Chargebacks 101: Friendly Fraud Prevention Techniques

In Blog Posts, Fraud, Uncategorized by Rebekah Horton

Welcome back to Chargebacks 101! In the first installment of this series, we covered fraudulent chargebacks, which account for nearly 35% of revenue loss to merchants related to fraud. If you missed that article, you can read it here to get all caught up.

Intended to protect consumers from unauthorized transactions, chargebacks result from disputed transactions. When a dispute is made, the credit card company forces the merchant to reverse the transaction and the customer receives his or her money back. Instead of wasting time arguing with merchants on the legitimacy of a transaction, customers can simply go straight through their credit card company and initiate a chargeback.

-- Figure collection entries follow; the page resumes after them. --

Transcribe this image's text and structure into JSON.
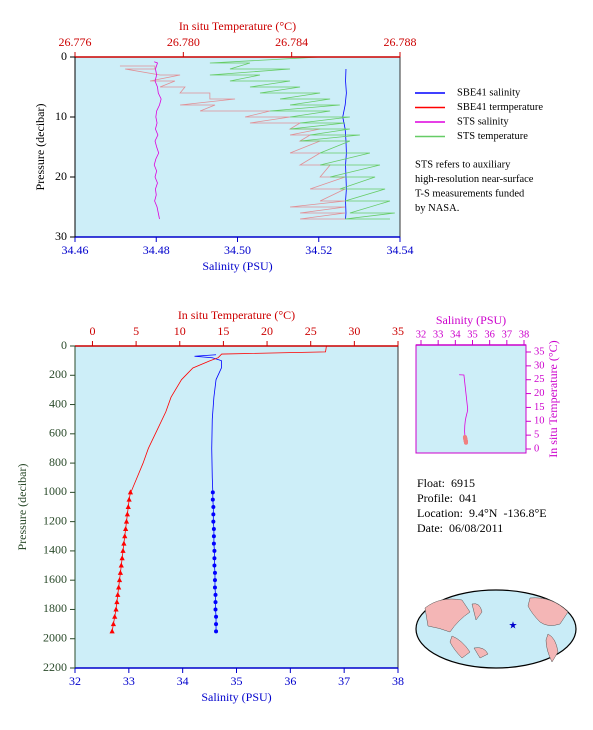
{
  "chart_data": [
    {
      "type": "line",
      "x_label": "Salinity (PSU)",
      "x2_label": "In situ Temperature (°C)",
      "y_label": "Pressure (decibar)",
      "xlim": [
        34.46,
        34.54
      ],
      "xticks": [
        34.46,
        34.48,
        {
          "value": 34.5,
          "label": "34.50"
        },
        34.52,
        34.54
      ],
      "x2lim": [
        26.776,
        26.788
      ],
      "x2ticks": [
        26.776,
        {
          "value": 26.78,
          "label": "26.780"
        },
        26.784,
        26.788
      ],
      "ylim": [
        0,
        30
      ],
      "yticks": [
        0,
        10,
        20,
        30
      ],
      "y_inverted": true,
      "x_position": "bottom",
      "x2_position": "top",
      "y_position": "left",
      "x_color": "#0000cc",
      "x2_color": "#cc0000",
      "y_color": "#000000",
      "background": "#cdeef8",
      "legend": "right",
      "note": [
        "STS refers to auxiliary",
        "high-resolution near-surface",
        "T-S measurements funded",
        "by NASA."
      ],
      "series": [
        {
          "name": "SBE41 salinity",
          "color": "#0000ff",
          "axis": "x",
          "y": [
            2,
            4,
            6,
            8,
            9,
            10,
            11,
            12,
            14,
            16,
            18,
            20,
            22,
            24,
            26,
            27
          ],
          "x": [
            34.5267,
            34.5266,
            34.5268,
            34.5265,
            34.5262,
            34.5259,
            34.5262,
            34.5265,
            34.5267,
            34.5268,
            34.5266,
            34.5267,
            34.5268,
            34.5266,
            34.5267,
            34.5266
          ]
        },
        {
          "name": "SBE41 termperature",
          "color": "#ff0000",
          "axis": "x2",
          "opacity": 0.4,
          "y": [
            1.5,
            1.5,
            2,
            2,
            3,
            3,
            4,
            4,
            5,
            5,
            6,
            6,
            7,
            7,
            8,
            8,
            9,
            9,
            10,
            10,
            11,
            11,
            12,
            12,
            13,
            13,
            14,
            14,
            16,
            16,
            18,
            18,
            20,
            20,
            22,
            22,
            24,
            24,
            25,
            25,
            26,
            26,
            27,
            27
          ],
          "x": [
            26.77766,
            26.77895,
            26.77895,
            26.77785,
            26.77914,
            26.77988,
            26.77877,
            26.77969,
            26.77914,
            26.78006,
            26.77988,
            26.78098,
            26.78098,
            26.78191,
            26.77988,
            26.78117,
            26.78062,
            26.7832,
            26.78228,
            26.78394,
            26.78246,
            26.78431,
            26.78394,
            26.78505,
            26.78394,
            26.78468,
            26.78431,
            26.78505,
            26.78394,
            26.78505,
            26.78431,
            26.78542,
            26.78505,
            26.78597,
            26.78468,
            26.78597,
            26.78505,
            26.78597,
            26.78394,
            26.78597,
            26.78431,
            26.78597,
            26.78431,
            26.78597
          ]
        },
        {
          "name": "STS salinity",
          "color": "#dd00dd",
          "axis": "x",
          "y": [
            0.8,
            1,
            2,
            3,
            4,
            5,
            6,
            7,
            8,
            9,
            10,
            11,
            12,
            13,
            14,
            15,
            16,
            17,
            18,
            19,
            20,
            21,
            22,
            23,
            24,
            25,
            26,
            27
          ],
          "x": [
            34.4795,
            34.4803,
            34.4798,
            34.4801,
            34.4797,
            34.4803,
            34.4805,
            34.4812,
            34.4808,
            34.4801,
            34.4799,
            34.4802,
            34.4798,
            34.4804,
            34.4797,
            34.4801,
            34.4806,
            34.4799,
            34.4795,
            34.4801,
            34.4797,
            34.4803,
            34.4798,
            34.48,
            34.4796,
            34.4802,
            34.4805,
            34.4808
          ]
        },
        {
          "name": "STS temperature",
          "color": "#66cc66",
          "axis": "x2",
          "y": [
            0,
            0,
            1,
            1,
            2,
            2,
            3,
            3,
            4,
            4,
            5,
            5,
            6,
            6,
            7,
            7,
            8,
            8,
            9,
            9,
            10,
            10,
            11,
            11,
            12,
            12,
            13,
            13,
            14,
            14,
            16,
            16,
            18,
            18,
            20,
            20,
            22,
            22,
            24,
            24,
            26,
            26,
            27,
            27
          ],
          "x": [
            26.78098,
            26.78505,
            26.78098,
            26.78246,
            26.78172,
            26.78394,
            26.78098,
            26.78283,
            26.78172,
            26.78394,
            26.78246,
            26.78431,
            26.78283,
            26.78505,
            26.78357,
            26.78542,
            26.78394,
            26.78578,
            26.7832,
            26.78542,
            26.78394,
            26.78615,
            26.78431,
            26.78597,
            26.78394,
            26.78615,
            26.78468,
            26.78652,
            26.78431,
            26.78615,
            26.78505,
            26.78689,
            26.78505,
            26.78726,
            26.78542,
            26.78708,
            26.78578,
            26.78745,
            26.78597,
            26.78763,
            26.78615,
            26.78781,
            26.78597,
            26.78763
          ]
        }
      ]
    },
    {
      "type": "line",
      "x_label": "Salinity (PSU)",
      "x2_label": "In situ Temperature (°C)",
      "y_label": "Pressure (decibar)",
      "xlim": [
        32,
        38
      ],
      "xticks": [
        32,
        33,
        34,
        35,
        36,
        37,
        38
      ],
      "x2lim": [
        -2,
        35
      ],
      "x2ticks": [
        0,
        5,
        10,
        15,
        20,
        25,
        30,
        35
      ],
      "ylim": [
        0,
        2200
      ],
      "yticks": [
        0,
        200,
        400,
        600,
        800,
        1000,
        1200,
        1400,
        1600,
        1800,
        2000,
        2200
      ],
      "y_inverted": true,
      "x_position": "bottom",
      "x2_position": "top",
      "y_position": "left",
      "x_color": "#0000cc",
      "x2_color": "#cc0000",
      "y_color": "#2a4a2a",
      "background": "#cdeef8",
      "series": [
        {
          "color": "#0000ff",
          "axis": "x",
          "y": [
            60,
            70,
            80,
            100,
            150,
            230,
            350,
            500,
            700,
            900,
            1000
          ],
          "x": [
            34.62,
            34.22,
            34.55,
            34.72,
            34.72,
            34.62,
            34.58,
            34.55,
            34.54,
            34.55,
            34.56
          ]
        },
        {
          "color": "#0000ff",
          "axis": "x",
          "marker": "circle",
          "y": [
            1000,
            1050,
            1100,
            1150,
            1200,
            1250,
            1300,
            1350,
            1400,
            1450,
            1500,
            1550,
            1600,
            1650,
            1700,
            1750,
            1800,
            1850,
            1900,
            1950
          ],
          "x": [
            34.56,
            34.56,
            34.57,
            34.57,
            34.57,
            34.58,
            34.58,
            34.58,
            34.59,
            34.59,
            34.59,
            34.6,
            34.6,
            34.6,
            34.61,
            34.61,
            34.61,
            34.62,
            34.62,
            34.62
          ]
        },
        {
          "color": "#ff0000",
          "axis": "x2",
          "y": [
            0,
            40,
            55,
            80,
            100,
            150,
            230,
            350,
            450,
            575,
            700,
            800,
            900,
            1000
          ],
          "x": [
            26.8,
            26.7,
            14.8,
            14.4,
            13.5,
            11.5,
            10.2,
            9.0,
            8.4,
            7.4,
            6.4,
            5.8,
            5.1,
            4.4
          ]
        },
        {
          "color": "#ff0000",
          "axis": "x2",
          "marker": "triangle",
          "y": [
            1000,
            1050,
            1100,
            1150,
            1200,
            1250,
            1300,
            1350,
            1400,
            1450,
            1500,
            1550,
            1600,
            1650,
            1700,
            1750,
            1800,
            1850,
            1900,
            1950
          ],
          "x": [
            4.35,
            4.2,
            4.1,
            4.0,
            3.9,
            3.8,
            3.7,
            3.6,
            3.5,
            3.4,
            3.3,
            3.2,
            3.1,
            3.0,
            2.9,
            2.8,
            2.7,
            2.55,
            2.4,
            2.25
          ]
        }
      ]
    },
    {
      "type": "line",
      "x_label": "Salinity (PSU)",
      "y_label": "In situ Temperature (°C)",
      "xlim": [
        32,
        38
      ],
      "xticks": [
        32,
        33,
        34,
        35,
        36,
        37,
        38
      ],
      "ylim": [
        0,
        35
      ],
      "yticks": [
        0,
        5,
        10,
        15,
        20,
        25,
        30,
        35
      ],
      "y_inverted": false,
      "x_position": "top",
      "y_position": "right",
      "x_color": "#cc00cc",
      "y_color": "#cc00cc",
      "background": "#cdeef8",
      "series": [
        {
          "color": "#dd00dd",
          "axis": "x",
          "x": [
            34.22,
            34.5,
            34.72,
            34.7,
            34.62,
            34.58,
            34.55,
            34.54,
            34.56
          ],
          "y": [
            26.8,
            26.7,
            14.4,
            13.5,
            11.5,
            10.2,
            8.4,
            6.4,
            4.4
          ]
        },
        {
          "color": "#f08080",
          "axis": "x",
          "marker": "circle",
          "x": [
            34.56,
            34.56,
            34.57,
            34.57,
            34.57,
            34.58,
            34.58,
            34.58,
            34.59,
            34.59,
            34.59,
            34.6,
            34.6,
            34.6,
            34.61,
            34.61,
            34.61,
            34.62,
            34.62,
            34.62
          ],
          "y": [
            4.35,
            4.2,
            4.1,
            4.0,
            3.9,
            3.8,
            3.7,
            3.6,
            3.5,
            3.4,
            3.3,
            3.2,
            3.1,
            3.0,
            2.9,
            2.8,
            2.7,
            2.55,
            2.4,
            2.25
          ]
        }
      ]
    }
  ],
  "float_info": [
    "Float:  6915",
    "Profile:  041",
    "Location:  9.4°N  -136.8°E",
    "Date:  06/08/2011"
  ]
}
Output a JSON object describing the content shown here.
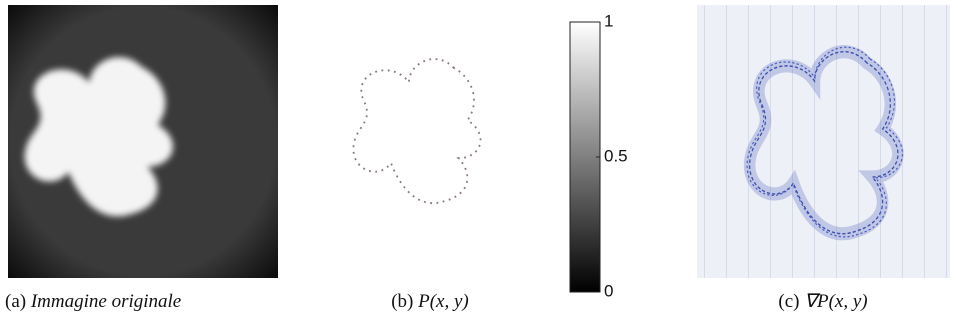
{
  "panels": [
    {
      "label": "(a)",
      "caption": "Immagine originale"
    },
    {
      "label": "(b)",
      "caption": "P(x, y)",
      "colorbar": {
        "lim": [
          0,
          1
        ],
        "ticks": [
          0,
          0.5,
          1
        ]
      }
    },
    {
      "label": "(c)",
      "caption": "∇P(x, y)"
    }
  ]
}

We all know chargebacks pose a significant threat to businesses. With chargebacks rising at a rate of 20 percent per year and merchants losing $2.40 to chargebacks, fees and merchandise replacement for every dollar of losses, businesses are more at risk than ever.

This is especially worrisome because chargebacks, no matter how they originate, have several negative impacts for business:

  • Fees are issued, usually anywhere from $15 – $100
  • Revenue is lost
  • The cost of goods sold is forfeited
  • Transaction processing fees are wasted

Merchants that frequently have to issue chargebacks are placed on the MATCH list, can have their merchant account closed, can be forced to use high risk payment processing, or can lose the privilege of accepting credit cards. The extra expense of a high risk account usually drives a merchant out of business.

When most people think of chargebacks, they typically think of fraudulent chargebacks or true fraud – instances where either the customer tries to dispute a legitimate charge in the hopes of getting something for free, or the customer disputes a charge that was made with stolen information. While these types of fraud certainly contribute to a great deal of chargebacks, the bulk of chargebacks that impact businesses stem from a much less nefarious source: legitimate, friendly customers, otherwise known as friendly fraud.


Friendly fraud comes not at the hands of hackers or criminals, but from legitimate customers. These customers don’t have malicious intent. Instead, simple forgetfulness, miscommunications, family members making unknown purchases and misunderstandings of merchant return or recurring billing policies are typically the reason why customers will dispute transactions with credit card companies in hopes of getting a chargeback. Essentially, friendly fraud is the result of an honest mistake. While it may seem relatively harmless, friendly fraud is one of the top sources of revenue loss related to fraud for merchants. The good news is that protecting your business against friendly fraud and chargebacks is simple.

  • Make Contact Easy: Transaction disputes occur because the customer will contact their credit card company first before contacting the merchant. This can cause unnecessary conflict. Most issues could be resolved if the customer would contact the merchant first. So make your contact information easy to find by including it on receipts, emails, your website and in your physical location.
  • Provide High Quality Customer Service: Working with customers to resolve complaints can significantly reduce chargebacks. Often times, customers will go directly to their credit card processor if they feel like they cannot resolve the issue with the business itself. Make providing service after the sale a priority and communicate your business’ dedication to customer service to your clients. Then, dedicate some manpower to quickly and effectively respond to customer queries and complaints. The customer may still want a refund, but you can still issue that without dealing with the additional fees and other negative impacts of a chargeback.
  • Send Confirmations: Send email, text or written confirmations to customers each time a purchase is made. This way they are made aware when a purchase has been made in their name. It also is a great way to provide contact information and give clear instructions on how to make returns, exchanges or ask questions if they think something is wrong.
  • Over communicate policies: A lot of friendly fraud transaction disputes occur because customers don’t understand return, exchange, recurring billing or invoicing policies and become frustrated when they can’t return something or are hit with cancelation fees. To keep this from happening, over communicate your policies before purchases are made and contracts are signed to ensure your customers understand exactly what they are agreeing to.

We hate to break it to you, but people aren’t perfect. Customers will continue to make honest mistakes. But by following the above techniques, you can prevent a large number of those honest mistakes from turning into costly chargebacks. Get proactive, implement prevention techniques and keep those friendly fraudsters close. Your revenue, and your customers, will thank you.